Hinsichtlich der bevorstehenden Abstimmung sei für sie die künftig geführte Beratungsstelle auf der Gemeinde der ausschlaggebende Punkt gewesen, sich mit dem Komitee ZLRüti-Nein gegen die Auslagerung der Zusatzleistungen an die SVA zu engagieren. «Die Gemeinde preist die Stelle an und verschweigt, dass sie ihren Zweck nicht erfüllen kann», sagt Hotz.

Eine grosse Gemeindeverwaltung bei strahlend schönem Wetter.
Die Beratungsstelle, die auf der Gemeindeverwaltung weitergeführt werden soll, wäre laut einer Gegnerin der Auslagerung zwecklos.

Die zuständige Person bei der SVA wäre laut Hotz gerade noch in der Lage zu helfen, ein Formular auszufüllen oder allgemeine Auskünfte zu erteilen.
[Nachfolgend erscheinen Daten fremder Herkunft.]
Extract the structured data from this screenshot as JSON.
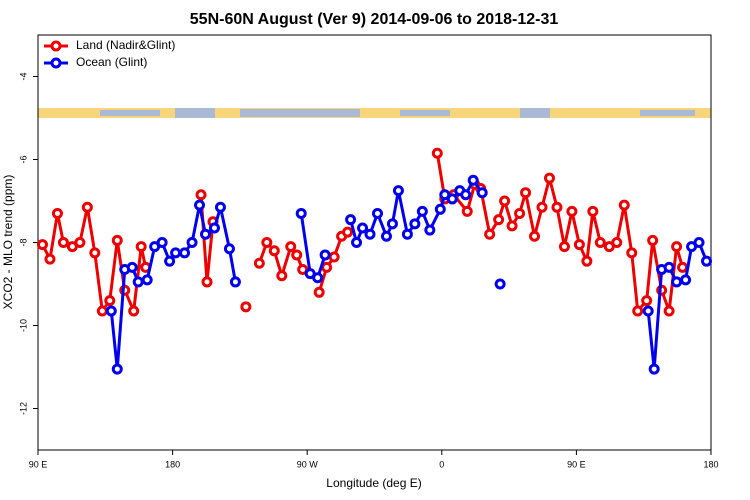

Von einer umfassenden Beratung könne keine Rede sein, da die Gemeinde keinen Zugriff auf die Dossiers mehr habe und somit auch keine gewinnbringenden Auskünfte mehr an die ZL-Bezüger erteilen könne.

«Wenn bei einer Leistungsbezügerin oder einem Leistungsbezüger unverhofft ein Mietzinsänderungsschreiben in den Briefkasten flattert, könnte das wieder Monate dauern, bis seitens der SVA eine Ausgleichszahlung erfolgt.»

Und Hotz betont: «Die Tatsache, dass die Gemeinde nicht mehr über genügend qualifiziertes Personal verfügt, ist ein hausgemachtes Problem.» Den Mitarbeitenden sei ihr Stellenverlust im Sommer 2020, also schon vor dem ablehnenden Volksentscheid im Dezember 2020, angekündigt worden. Dies habe zu Abgängen geführt.

Die Gemeindeverwaltung habe es in den letzten zwei Jahren versäumt, sich um eine Nachfolgeregelung der absehbaren Altersrücktritte zu kümmern. «Es ist offensichtlich, dass der Fachpersonalmangel nicht die Ursache für die aktuell schwierige Situation ist», sagt Hotz.

Insbesondere deshalb, da es anderen Gemeinden wie Hinwil, Wald oder Dübendorf gelungen sei, im gleichen Zeitraum entsprechendes Personal anzustellen. «Nun ist der Gemeinderat darauf angewiesen, dass die Bevölkerung die Vorlage durchwinkt.»